I am trying to study the magnetic properties of mesoporous magnetic systems in comparison to solid nanoparticles. Can I expect spin tunneling through the pores of the mesoporous nanosystems?
As long as there is a percolating conducting path connecting all parts of your porous sphere, I don't see any reason why the spins would tunnel through a barrier.
I am almost certain that magnetically a 'solid magnetic nano-sphere' fundamentally differs from a 'mesoporous magnetic nano-sphere'. In my considered opinion, the former behaves more like a giant atom (with a sizeable diamagnetic susceptibility), whereas the latter more like a piece of solid. In particular, the magnetic response of a 'mesoporous magnetic nano-sphere' is more difficult to know a priori.

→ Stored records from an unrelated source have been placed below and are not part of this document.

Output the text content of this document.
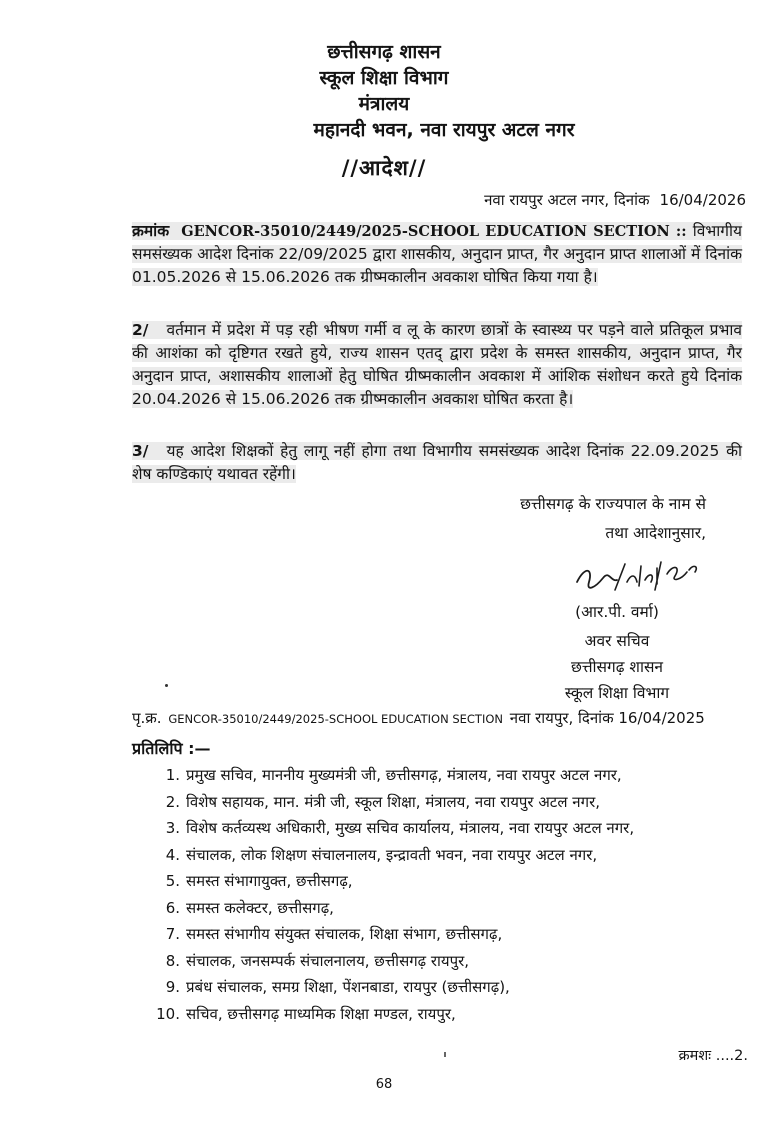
छत्तीसगढ़ शासन
स्कूल शिक्षा विभाग
मंत्रालय
महानदी भवन, नवा रायपुर अटल नगर
//आदेश//
नवा रायपुर अटल नगर, दिनांक 16/04/2026
क्रमांक GENCOR-35010/2449/2025-SCHOOL EDUCATION SECTION :: विभागीय समसंख्यक आदेश दिनांक 22/09/2025 द्वारा शासकीय, अनुदान प्राप्त, गैर अनुदान प्राप्त शालाओं में दिनांक 01.05.2026 से 15.06.2026 तक ग्रीष्मकालीन अवकाश घोषित किया गया है।
2/ वर्तमान में प्रदेश में पड़ रही भीषण गर्मी व लू के कारण छात्रों के स्वास्थ्य पर पड़ने वाले प्रतिकूल प्रभाव की आशंका को दृष्टिगत रखते हुये, राज्य शासन एतद् द्वारा प्रदेश के समस्त शासकीय, अनुदान प्राप्त, गैर अनुदान प्राप्त, अशासकीय शालाओं हेतु घोषित ग्रीष्मकालीन अवकाश में आंशिक संशोधन करते हुये दिनांक 20.04.2026 से 15.06.2026 तक ग्रीष्मकालीन अवकाश घोषित करता है।
3/ यह आदेश शिक्षकों हेतु लागू नहीं होगा तथा विभागीय समसंख्यक आदेश दिनांक 22.09.2025 की शेष कण्डिकाएं यथावत रहेंगी।
छत्तीसगढ़ के राज्यपाल के नाम से
तथा आदेशानुसार,
(आर.पी. वर्मा)
अवर सचिव
छत्तीसगढ़ शासन
स्कूल शिक्षा विभाग
पृ.क्र. GENCOR-35010/2449/2025-SCHOOL EDUCATION SECTION नवा रायपुर, दिनांक 16/04/2025
प्रतिलिपि :—
1. प्रमुख सचिव, माननीय मुख्यमंत्री जी, छत्तीसगढ़, मंत्रालय, नवा रायपुर अटल नगर,
2. विशेष सहायक, मान. मंत्री जी, स्कूल शिक्षा, मंत्रालय, नवा रायपुर अटल नगर,
3. विशेष कर्तव्यस्थ अधिकारी, मुख्य सचिव कार्यालय, मंत्रालय, नवा रायपुर अटल नगर,
4. संचालक, लोक शिक्षण संचालनालय, इन्द्रावती भवन, नवा रायपुर अटल नगर,
5. समस्त संभागायुक्त, छत्तीसगढ़,
6. समस्त कलेक्टर, छत्तीसगढ़,
7. समस्त संभागीय संयुक्त संचालक, शिक्षा संभाग, छत्तीसगढ़,
8. संचालक, जनसम्पर्क संचालनालय, छत्तीसगढ़ रायपुर,
9. प्रबंध संचालक, समग्र शिक्षा, पेंशनबाडा, रायपुर (छत्तीसगढ़),
10. सचिव, छत्तीसगढ़ माध्यमिक शिक्षा मण्डल, रायपुर,
क्रमशः ....2.
68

@ Christian Binek: The question is explicitly about properties of individual spheres, implying that one is to consider the case below the percolation threshold.
@Christian Binek and @Behnam Farid: In literature I have found that the porosity affects the Magnetic susceptibility of metal oxide layers. So, can I expect the same kind of phenomenon in case of nanomaterials?
@Kakoli Bhattacharya As I indicated above, I have no doubt that porosity brings about significant physical change; considering a 'solid magnetic nano-sphere', which to me appears like a giant atom, porosity turns it into a solid-like object, an assembly of many smaller atoms -- ideally, while the former has a continuous rotational symmetry group, like a conventional atom, the latter has at best a discrete one; this fundamental difference in the underlying symmetry, will necessarily have physical consequences (the energy spectra of the two, and the degeneracies of the levels, are fundamentally different). Incidentally, what you have found in the literature seems to support my viewpoint.
I have no doubt either that there are substantial differences. I just cannot see the spin tunneling to happen. The question whether the nanoparticle can be considered a superspin as Behnam describes it or not can be clearly answered. It depends on the magnetic properties of the material. Specifically, the interplay between exchange and anisotropy. These parameters determine the width of a domain wall. If the wall width in bulk material would be larger than the size of the nanoparticle then the particle will be a single-domain particle. Otherwise it will subdivide into magnetic domains. That has been heavily investigated and is the basis for superparamagnets. As I mentioned earlier, it will also matter if your particle is insulating or conducting. If it is conducting I would expect that porosity will heavily affect the eddy current distribution and thus the response on an applied field. In other words that will affect the susceptibility. Also, when introducing porosity you increase the number of spins which do not see the complete bulk coordination even much further. At some point your material will pretty much be only surface. Certainly it will be extremely different from bulk and also very different from a solid nanosphere.
At high porosity (or even at low porosity) one very likely will have a spin glass, where tunnelling amongst various metastable spin configurations are the all-important processes at low temperatures.